Updated

U.S. and coalition forces in Afghanistan are holding about 7,000 Taliban and Al Qaeda prisoners and slowly screening them in an effort to weed out the leaders who may deserve prosecution outside the country, U.S. officials said Friday.

In the first accounting of the total number of detainees, U.S. officials said they are being guarded by anti-Taliban fighters as well as U.S forces in places like the Marine base at Kandahar airport, where a detention camp has been hastily constructed in recent days.

Kenton Keith, a former U.S. ambassador to Qatar, said the process of screening the detainees is taking considerable time but could yield important information about Usama Bin Laden's terror network.

"It is essential to find out who was who within the Al Qaeda network.

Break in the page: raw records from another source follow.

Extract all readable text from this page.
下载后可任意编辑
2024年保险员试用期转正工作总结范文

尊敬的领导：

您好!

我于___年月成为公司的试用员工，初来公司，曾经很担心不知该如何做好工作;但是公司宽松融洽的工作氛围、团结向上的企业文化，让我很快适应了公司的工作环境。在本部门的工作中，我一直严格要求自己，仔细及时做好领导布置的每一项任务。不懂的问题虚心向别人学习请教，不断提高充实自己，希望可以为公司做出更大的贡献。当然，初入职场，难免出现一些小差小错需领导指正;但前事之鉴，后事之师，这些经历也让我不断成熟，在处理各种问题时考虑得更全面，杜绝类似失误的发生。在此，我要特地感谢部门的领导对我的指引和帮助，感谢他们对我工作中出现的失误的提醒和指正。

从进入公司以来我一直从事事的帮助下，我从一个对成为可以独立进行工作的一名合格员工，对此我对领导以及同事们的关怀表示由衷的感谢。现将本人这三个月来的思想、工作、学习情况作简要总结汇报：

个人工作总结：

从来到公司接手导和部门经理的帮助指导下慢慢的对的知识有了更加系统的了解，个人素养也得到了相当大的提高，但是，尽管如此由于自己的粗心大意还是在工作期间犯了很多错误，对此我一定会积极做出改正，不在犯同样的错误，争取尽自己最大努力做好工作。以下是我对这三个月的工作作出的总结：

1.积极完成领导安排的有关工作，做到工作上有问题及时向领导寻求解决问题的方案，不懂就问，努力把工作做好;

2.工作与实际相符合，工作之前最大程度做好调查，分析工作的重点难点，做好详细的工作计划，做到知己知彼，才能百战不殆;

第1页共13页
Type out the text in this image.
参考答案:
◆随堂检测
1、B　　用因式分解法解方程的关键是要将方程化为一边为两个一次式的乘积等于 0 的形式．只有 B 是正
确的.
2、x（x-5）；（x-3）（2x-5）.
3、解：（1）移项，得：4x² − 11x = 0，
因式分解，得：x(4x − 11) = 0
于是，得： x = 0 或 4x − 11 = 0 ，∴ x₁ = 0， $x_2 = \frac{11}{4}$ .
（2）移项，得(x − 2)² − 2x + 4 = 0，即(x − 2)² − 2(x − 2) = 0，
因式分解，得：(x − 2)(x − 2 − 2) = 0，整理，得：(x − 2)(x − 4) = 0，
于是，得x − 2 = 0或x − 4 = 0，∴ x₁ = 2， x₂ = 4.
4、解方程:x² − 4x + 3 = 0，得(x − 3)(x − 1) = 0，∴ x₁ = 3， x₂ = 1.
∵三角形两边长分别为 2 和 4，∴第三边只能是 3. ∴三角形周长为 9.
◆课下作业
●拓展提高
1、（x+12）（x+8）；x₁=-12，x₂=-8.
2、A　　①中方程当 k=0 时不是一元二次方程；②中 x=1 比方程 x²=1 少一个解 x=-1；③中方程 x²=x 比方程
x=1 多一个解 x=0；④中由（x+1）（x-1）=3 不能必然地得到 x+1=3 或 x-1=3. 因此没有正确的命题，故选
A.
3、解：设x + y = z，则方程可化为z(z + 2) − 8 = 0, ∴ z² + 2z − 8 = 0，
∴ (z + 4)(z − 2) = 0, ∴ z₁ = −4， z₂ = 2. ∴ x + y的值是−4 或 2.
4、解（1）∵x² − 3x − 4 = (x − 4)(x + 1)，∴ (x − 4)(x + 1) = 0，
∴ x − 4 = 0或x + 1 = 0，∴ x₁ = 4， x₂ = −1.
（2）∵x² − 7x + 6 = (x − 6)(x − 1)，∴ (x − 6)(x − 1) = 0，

To separate those who were the executives, the ones that gave orders, the sympathizers, the late-joiners, and the true believers, but without executive powers," Keith said.

But coalition forces still don't have a fix on their primary target: bin Laden.

"I don’t know where he is. I'd rather not speculate if he's alive," Gen. Richard Myers, Chairman of the Joint Chiefs of Staff said. "We're following up on all leads. If he's left Afghanistan, fine. In the end, I'm confident we will find him."

Myers spoke at a secret airbase in the region, a base humming with cargo planes, heavy lift transport and attack helicopters, unmanned reconnaissance Predator aircraft and hundreds of Air Force, Army Rangers, Navy and Marine aviators as well as coalition forces. For security reasons, the Defense Department asked that the location not be reported.

The general urged Americans to be patient, saying there's no timetable for finding bin Laden or other senior Al Qaeda and Taliban leaders. "This is a long struggle. It's event-driven, not timetable driven," Myers said. "Everybody seems to think it's over. I don't think it's over. We know who we want. We have to figure out where they are."

The Associated Press contributed to this report.